Dante era Charlie Hebdo: mise Maometto all’Inferno tra i seminatori di discordia

di redazione Blitz
Pubblicato il 10 Gennaio 2015 - 15:45 OLTRE 6 MESI FA

ROMA – Anche Dante Alighieri era Charlie Hebdo. O meglio, a rigor di logica, i poveri vignettisti francesi sterminati dai fratelli killer Kouachi erano in qualche modo suoi eredi. Prima di loro e di qualunque satira anti-islam, fu il sommo poeta a dissacrare la figura di Maometto.

Il Profeta compare infatti nel XXVIII canto dell’Inferno dantesco insieme a suo cugino Alì, suo genero e successore come Califfo. I due si trovano tra i seminatori di discordia della IX Bolgia. Dante li raffigura come orrendamente mutilati in toni grotteschi e comici.

Secondo quella che era la visione medievale, Maometto è rappresentato come uno scismatico e l’Islam come una eresia. Al Profeta è perciò riservata una pena atroce: il suo corpo è spaccato dal mento al deretano in modo che le budella gli pendono dalle gambe, immagine che già di per sé basterebbe a far infuriare gli integralisti che due giorni fa lo hanno vendicato a colpi di kalashnikhov nella redazione di Charlie Hebdo.

L’offesa è ancor più evidente se si considera che il corpo squarciato e “storpiato” di Maometto è paragonato ad una botte rotta, oggetto che solitamente è adibito a contenere il vino, alimento bandito dalla tradizione islamica.

Tutto questo perché, secondo Dante, il contrappasso adeguato per i seminatori di discordia era quello di infliggere ai loro corpi le stesse lacerazioni di cui erano stati artefici in vita.

Nelle descrizioni Dante non si esime dall’impiegare termini volgari e immagini raccapriccianti.

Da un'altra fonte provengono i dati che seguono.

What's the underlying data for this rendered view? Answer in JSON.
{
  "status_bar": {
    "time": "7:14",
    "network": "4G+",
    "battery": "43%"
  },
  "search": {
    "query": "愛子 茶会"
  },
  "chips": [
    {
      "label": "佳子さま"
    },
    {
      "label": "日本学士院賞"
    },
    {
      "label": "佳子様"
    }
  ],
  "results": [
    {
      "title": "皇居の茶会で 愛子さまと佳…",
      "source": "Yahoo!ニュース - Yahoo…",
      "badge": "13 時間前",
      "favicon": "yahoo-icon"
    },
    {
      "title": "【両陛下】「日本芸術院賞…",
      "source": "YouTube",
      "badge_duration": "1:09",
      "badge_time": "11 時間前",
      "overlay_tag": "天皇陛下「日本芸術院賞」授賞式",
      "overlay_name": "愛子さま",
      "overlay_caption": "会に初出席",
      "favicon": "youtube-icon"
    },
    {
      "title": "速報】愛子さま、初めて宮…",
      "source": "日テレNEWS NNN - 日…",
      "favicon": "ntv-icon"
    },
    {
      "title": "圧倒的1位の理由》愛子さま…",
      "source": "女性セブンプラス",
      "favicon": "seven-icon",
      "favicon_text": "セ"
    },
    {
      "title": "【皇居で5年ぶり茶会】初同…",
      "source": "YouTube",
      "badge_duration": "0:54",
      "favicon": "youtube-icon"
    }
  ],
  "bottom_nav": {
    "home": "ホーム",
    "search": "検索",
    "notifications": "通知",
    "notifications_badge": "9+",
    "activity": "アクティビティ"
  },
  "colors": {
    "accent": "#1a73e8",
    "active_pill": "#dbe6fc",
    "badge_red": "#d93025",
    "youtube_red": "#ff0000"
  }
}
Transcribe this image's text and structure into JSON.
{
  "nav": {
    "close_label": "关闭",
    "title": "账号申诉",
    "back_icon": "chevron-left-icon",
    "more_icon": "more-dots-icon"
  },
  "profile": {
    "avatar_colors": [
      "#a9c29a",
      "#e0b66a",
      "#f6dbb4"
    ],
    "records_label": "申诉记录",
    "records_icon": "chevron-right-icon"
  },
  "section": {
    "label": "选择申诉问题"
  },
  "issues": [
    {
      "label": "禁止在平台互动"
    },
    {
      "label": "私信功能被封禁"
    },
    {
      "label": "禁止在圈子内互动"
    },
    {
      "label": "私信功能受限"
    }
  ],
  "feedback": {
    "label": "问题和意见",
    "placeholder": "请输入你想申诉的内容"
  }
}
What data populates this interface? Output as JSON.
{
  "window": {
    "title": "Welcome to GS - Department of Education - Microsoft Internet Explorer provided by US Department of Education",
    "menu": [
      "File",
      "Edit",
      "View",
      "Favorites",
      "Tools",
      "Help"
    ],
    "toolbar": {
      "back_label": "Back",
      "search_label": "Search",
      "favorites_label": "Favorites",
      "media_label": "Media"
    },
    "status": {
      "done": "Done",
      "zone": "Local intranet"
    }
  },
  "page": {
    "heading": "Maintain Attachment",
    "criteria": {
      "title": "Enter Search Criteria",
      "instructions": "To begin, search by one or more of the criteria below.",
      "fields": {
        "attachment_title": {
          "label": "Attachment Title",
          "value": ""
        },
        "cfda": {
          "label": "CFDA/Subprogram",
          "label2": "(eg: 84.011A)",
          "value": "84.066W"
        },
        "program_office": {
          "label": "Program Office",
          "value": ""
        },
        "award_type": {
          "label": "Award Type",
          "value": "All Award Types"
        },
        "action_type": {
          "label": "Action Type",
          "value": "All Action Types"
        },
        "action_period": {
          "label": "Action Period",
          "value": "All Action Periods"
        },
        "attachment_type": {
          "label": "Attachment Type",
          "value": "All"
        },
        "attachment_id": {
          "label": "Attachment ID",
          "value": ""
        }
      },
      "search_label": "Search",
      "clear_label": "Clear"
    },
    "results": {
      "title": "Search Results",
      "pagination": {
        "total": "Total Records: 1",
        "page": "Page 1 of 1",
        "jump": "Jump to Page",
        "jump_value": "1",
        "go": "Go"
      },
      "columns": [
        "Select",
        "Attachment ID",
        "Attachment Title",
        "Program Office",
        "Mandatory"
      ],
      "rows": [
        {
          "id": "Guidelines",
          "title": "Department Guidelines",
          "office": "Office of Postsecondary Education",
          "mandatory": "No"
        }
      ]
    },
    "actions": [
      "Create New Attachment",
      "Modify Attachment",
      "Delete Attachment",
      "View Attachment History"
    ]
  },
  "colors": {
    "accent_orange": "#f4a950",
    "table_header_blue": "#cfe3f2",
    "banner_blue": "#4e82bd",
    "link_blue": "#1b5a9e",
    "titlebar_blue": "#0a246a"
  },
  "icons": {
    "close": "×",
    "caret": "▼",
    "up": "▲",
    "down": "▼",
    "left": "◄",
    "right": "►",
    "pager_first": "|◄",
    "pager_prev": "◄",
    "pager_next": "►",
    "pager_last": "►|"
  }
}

Al punto che nella traduzione in arabo della Divina Commedia il filologo Hassan Osman ha scelto di omettere i versi considerati un’offesa.

Ma se quella di Dante era una visione arcaica e medievale, obiettano oggi i fautori del politicamente corretto, quella di Charlie Hebdo era invece una tragedia annunciata. Se non fosse che quella vignetta che è costata la vita a 1o matite e 2 poliziotti, raffigurava un Profeta disperato per il tasso di stupidità degli integralisti islamici. E, come ha giustamente osservato Massimo Gramellini sul quotidiano la Stampa,

“L’attacco non era a Maometto, ma a un gruppo di fanatici superstiziosi e ignoranti che in suo nome ammazza le donne che vogliono andare a scuola e i maschi che bevono e fumano.”